ÜÇ YILLIK ÇALIŞMA SÜRESİNİN HESABINDA 15 EYLÜL ESAS ALINAMAZ
        Dilekçede, kılavuzun “Başvurular” başlığı altındaki 2. maddesinde, “Bulunduğu eğitim kurumunda çalışılması gereken en az 3 (üç) yıllık sürenin hesabında 15 Eylül, hizmet puanlarının hesabında da yer değiştirme başvurularının son günü esas alınır” hükmüne yer verildiği kaydedildi. Üç yıllık çalışma süresinin hesabında “15 Eylül” tarihinin esas alınmasının, kamu yararıyla örtüşen hukuki dayanağı olmadığının belirtildiği dilekçede, 2009 yılında öğretmen atamalarının 14 Eylül 2009 tarihinde yapıldığı ve bu öğretmenlerin önemli bir bölümünün 15 Eylül itibarıyla göreve başlayamadığı hatırlatıldı. Üç yıllık çalışma süreleri 15 Eylül tarihinde dolmadığından, söz konusu öğretmenlerin yer değiştirme isteğinde bulunamayacağının altı çizildi ve şöyle denildi:
        “İdare kural koyarken, kuralın uygulanabilirlik koşullarını dikkate almak zorundadır. Eylül ayı sonu itibariyle yeni görev yerlerinde işbaşı yapan öğretmenlere, hangi kamusal menfaat gereği 15 Eylül dayatması yapılmaktır izah edilebilmesi mümkün değildir. Birkaç günlük fark nedeniyle yer değiştirme hakkı 1 yıl ötelenen öğretmenin yaşadığı moral ve motivasyon yıkımın yarattığı kamusal zararın telafisi olamaz. Kamu otoritesi yargısal denetime tabi takdir hakkını keyfi olarak kullanamaz. Takdir yetkisi kapsamında yaşama geçirdiği uygulamanın hukuki denetime uygun objektif dayanaklarını ortaya koymak zorundadır.
Sonuç olarak, dava konusu kılavuzun B.BAŞVURULAR başlığı altında ve 2 inci madde hükmünde yer alan ‘15 Eylül’ ibaresi ile bu hükmün dayanağı olan Milli Eğitim Bakanlığı Öğretmenlerinin Atama ve Yer Değiştirme Yönetmeliğinin 25 inci maddesinin 3 üncü fıkrasında yer alan '15 Eylül' ibaresinin öncelikle yürütmesinin durdurulmasını, dosya tekemmül ettiğinde ise iptalini talep ediyoruz.”

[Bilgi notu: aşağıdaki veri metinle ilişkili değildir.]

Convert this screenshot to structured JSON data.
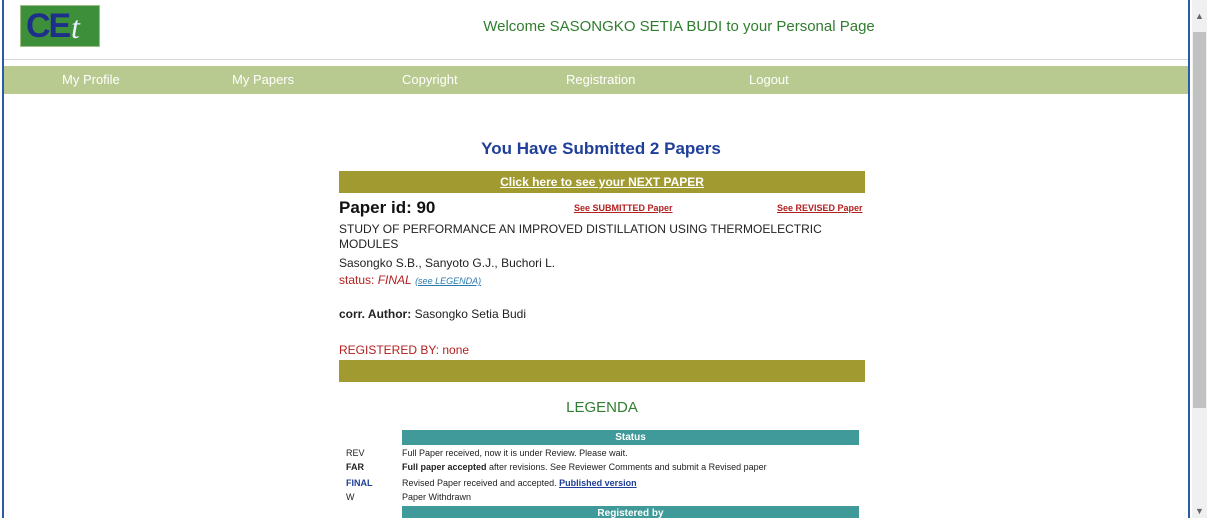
{
  "header": {
    "logo_text": "CE",
    "logo_t": "t",
    "welcome": "Welcome SASONGKO SETIA BUDI to your Personal Page"
  },
  "nav": {
    "items": [
      {
        "label": "My Profile"
      },
      {
        "label": "My Papers"
      },
      {
        "label": "Copyright"
      },
      {
        "label": "Registration"
      },
      {
        "label": "Logout"
      }
    ]
  },
  "main": {
    "heading": "You Have Submitted 2 Papers",
    "next_link": "Click here to see your NEXT PAPER",
    "paper": {
      "id_label": "Paper id: 90",
      "submitted_link": "See SUBMITTED Paper",
      "revised_link": "See REVISED Paper",
      "title": "STUDY OF PERFORMANCE AN IMPROVED DISTILLATION USING THERMOELECTRIC MODULES",
      "authors": "Sasongko S.B., Sanyoto G.J., Buchori L.",
      "status_label": "status:",
      "status_value": "FINAL",
      "legend_link": "(see LEGENDA)",
      "corr_label": "corr. Author:",
      "corr_value": "Sasongko Setia Budi",
      "registered_by": "REGISTERED BY: none"
    }
  },
  "legenda": {
    "title": "LEGENDA",
    "status_header": "Status",
    "rows": [
      {
        "code": "REV",
        "desc": "Full Paper received, now it is under Review. Please wait."
      },
      {
        "code": "FAR",
        "desc_bold": "Full paper accepted",
        "desc": " after revisions. See Reviewer Comments and submit a Revised paper"
      },
      {
        "code": "FINAL",
        "desc": "Revised Paper received and accepted. ",
        "desc_link": "Published version"
      },
      {
        "code": "W",
        "desc": "Paper Withdrawn"
      }
    ],
    "registered_header": "Registered by"
  },
  "colors": {
    "nav_bg": "#b8ca90",
    "bar_olive": "#a19a30",
    "teal": "#3f9a99",
    "heading_blue": "#1f3f99",
    "status_red": "#b32020",
    "legenda_green": "#2f7d2f"
  }
}
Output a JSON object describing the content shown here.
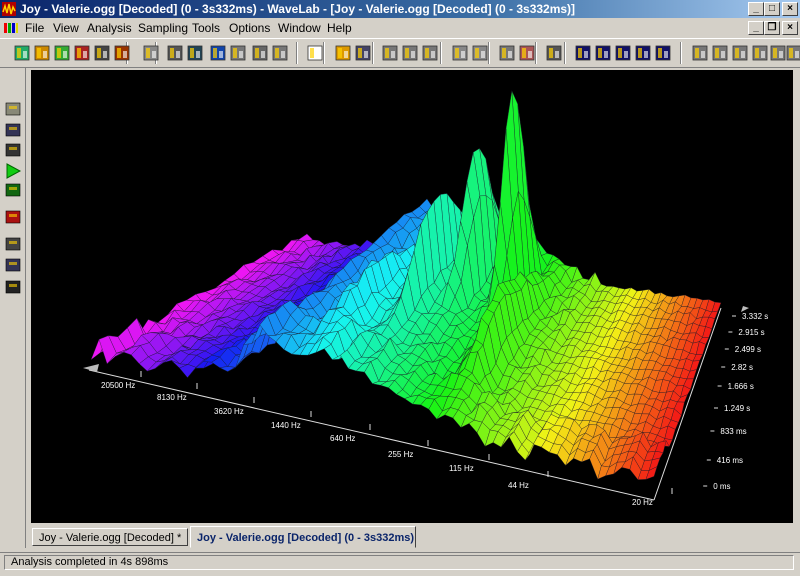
{
  "window": {
    "title": "Joy - Valerie.ogg [Decoded] (0 - 3s332ms) - WaveLab - [Joy - Valerie.ogg [Decoded] (0 - 3s332ms)]"
  },
  "menu": {
    "items": [
      "File",
      "View",
      "Analysis",
      "Sampling",
      "Tools",
      "Options",
      "Window",
      "Help"
    ]
  },
  "toolbar": {
    "icons": [
      "spectrum-view-icon",
      "level-meter-icon",
      "spectroscope-icon",
      "bit-meter-icon",
      "phase-meter-icon",
      "wave-meter-icon",
      "crop-icon",
      "speaker-icon",
      "zoom-icon",
      "pause-icon",
      "jump-icon",
      "stop-icon",
      "loop-icon",
      "new-file-icon",
      "open-folder-icon",
      "save-icon",
      "cut-icon",
      "copy-icon",
      "paste-icon",
      "undo-icon",
      "redo-icon",
      "mix-icon",
      "eraser-icon",
      "speaker-small-icon",
      "tile-icon",
      "split-icon",
      "horizontal-icon",
      "cascade-icon",
      "window-list-icon",
      "cursor-move-icon",
      "navigate-back-icon",
      "navigate-forward-icon",
      "crossfade-icon",
      "forward-icon",
      "settings-icon"
    ]
  },
  "lefttoolbar": {
    "icons": [
      "tape-icon",
      "globe-icon",
      "camera-icon",
      "play-icon",
      "marker-list-icon",
      "filter-icon",
      "battery-icon",
      "stopwatch-icon",
      "microphone-icon"
    ]
  },
  "plot": {
    "freq_labels": [
      "20500 Hz",
      "8130 Hz",
      "3620 Hz",
      "1440 Hz",
      "640 Hz",
      "255 Hz",
      "115 Hz",
      "44 Hz",
      "20 Hz"
    ],
    "time_labels": [
      "3.332 s",
      "2.915 s",
      "2.499 s",
      "2.82 s",
      "1.666 s",
      "1.249 s",
      "833 ms",
      "416 ms",
      "0 ms"
    ]
  },
  "chart_data": {
    "type": "3d-surface",
    "title": "",
    "x_axis": {
      "label": "",
      "ticks": [
        "20500 Hz",
        "8130 Hz",
        "3620 Hz",
        "1440 Hz",
        "640 Hz",
        "255 Hz",
        "115 Hz",
        "44 Hz",
        "20 Hz"
      ]
    },
    "y_axis": {
      "label": "",
      "ticks": [
        "0 ms",
        "416 ms",
        "833 ms",
        "1.249 s",
        "1.666 s",
        "2.82 s",
        "2.499 s",
        "2.915 s",
        "3.332 s"
      ]
    },
    "background": "#000000"
  },
  "tabs": [
    {
      "label": "Joy - Valerie.ogg [Decoded] *",
      "active": false
    },
    {
      "label": "Joy - Valerie.ogg [Decoded] (0 - 3s332ms)",
      "active": true
    }
  ],
  "status": {
    "text": "Analysis completed in 4s 898ms"
  }
}
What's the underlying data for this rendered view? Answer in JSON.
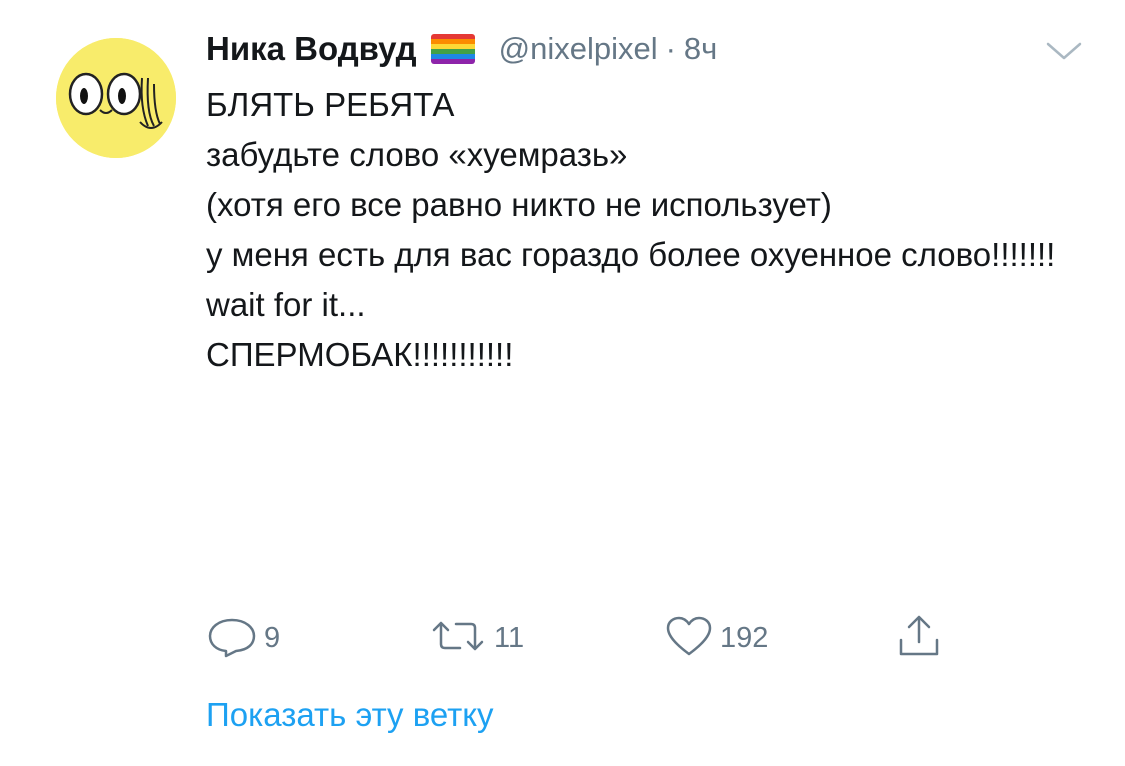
{
  "tweet": {
    "author": {
      "name": "Ника Водвуд",
      "handle": "@nixelpixel",
      "separator": "·",
      "time": "8ч",
      "avatar_icon": "cartoon-face-avatar",
      "flag_icon": "rainbow-flag-emoji"
    },
    "menu_icon": "chevron-down-icon",
    "paragraphs": [
      "БЛЯТЬ РЕБЯТА",
      "",
      "забудьте слово «хуемразь»",
      "(хотя его все равно никто не использует)",
      "",
      "у меня есть для вас гораздо более охуенное слово!!!!!!!",
      "",
      "wait for it...",
      "СПЕРМОБАК!!!!!!!!!!!"
    ],
    "actions": {
      "reply": {
        "icon": "reply-bubble-icon",
        "count": "9"
      },
      "retweet": {
        "icon": "retweet-icon",
        "count": "11"
      },
      "like": {
        "icon": "heart-icon",
        "count": "192"
      },
      "share": {
        "icon": "share-upload-icon"
      }
    },
    "show_thread_label": "Показать эту ветку",
    "colors": {
      "text": "#14171a",
      "secondary": "#657786",
      "link": "#1da1f2",
      "avatar_bg": "#f8ec6b"
    }
  }
}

KPSS PUANI İLE KADROYA GEÇENLERE HAKSIZLIK YAPILAMAZ
        Kılavuzun “Başvurular” bölümünün 4. maddesine göre, 632 sayılı KHK’nin yürürlüğe girmesinden önce KPSS sonucuna göre atanan öğretmenlerin önemli bir bölümünün yer değiştirme isteğinde bulunamayacağının kaydedildiği dilekçede, “06.05.2010 tarihinden önce sözleşmeli öğretmen olarak görevli iken KPSS puanı ile kadrolu öğretmenliğe atananlar hariç” ibaresinin yürütmesinin durdurulması istendi. Dilekçede, “Her ne şekilde atanmış olursa olsunlar, öğretmenlerin görevleri eğitim ve öğretim hizmetlerini yürütmek olduğundan, aynı görevleri ifa edecek olan kadrolu öğretmenlerin atama usullerine göre farklı muamelelere tabi tutulması Anayasa’nın 10. maddesinde yer alan eşitlik ilkesine açıkça aykırılık teşkil etmektedir” denildi. 

TERCİH SAYISI 5’E DÜŞÜRÜLEMEZ
        Kılavuza göre, en fazla 5 eğitim kurumunun tercih edilebileceği, 2010 Öğretmen Atama ve Yer Değiştirme Yönetmeliği’nde ise 25 kurumun tercih edebileceği hükmünün yer aldığı hatırlatılarak, “Görüldüğü üzere davalı idare yönetmelikle 25 olarak tespit edilen tercih sayısını, keyfi olarak 5’e düşürerek normlar hiyerarşisi ilkesini ihlal etmiştir. Buna göre sınırlama sayısı olarak hükümde yer alan 5(beş) ibaresinin öncelikle yürütmesinin durdurulması, devamında iptali zorunludur” denildi. 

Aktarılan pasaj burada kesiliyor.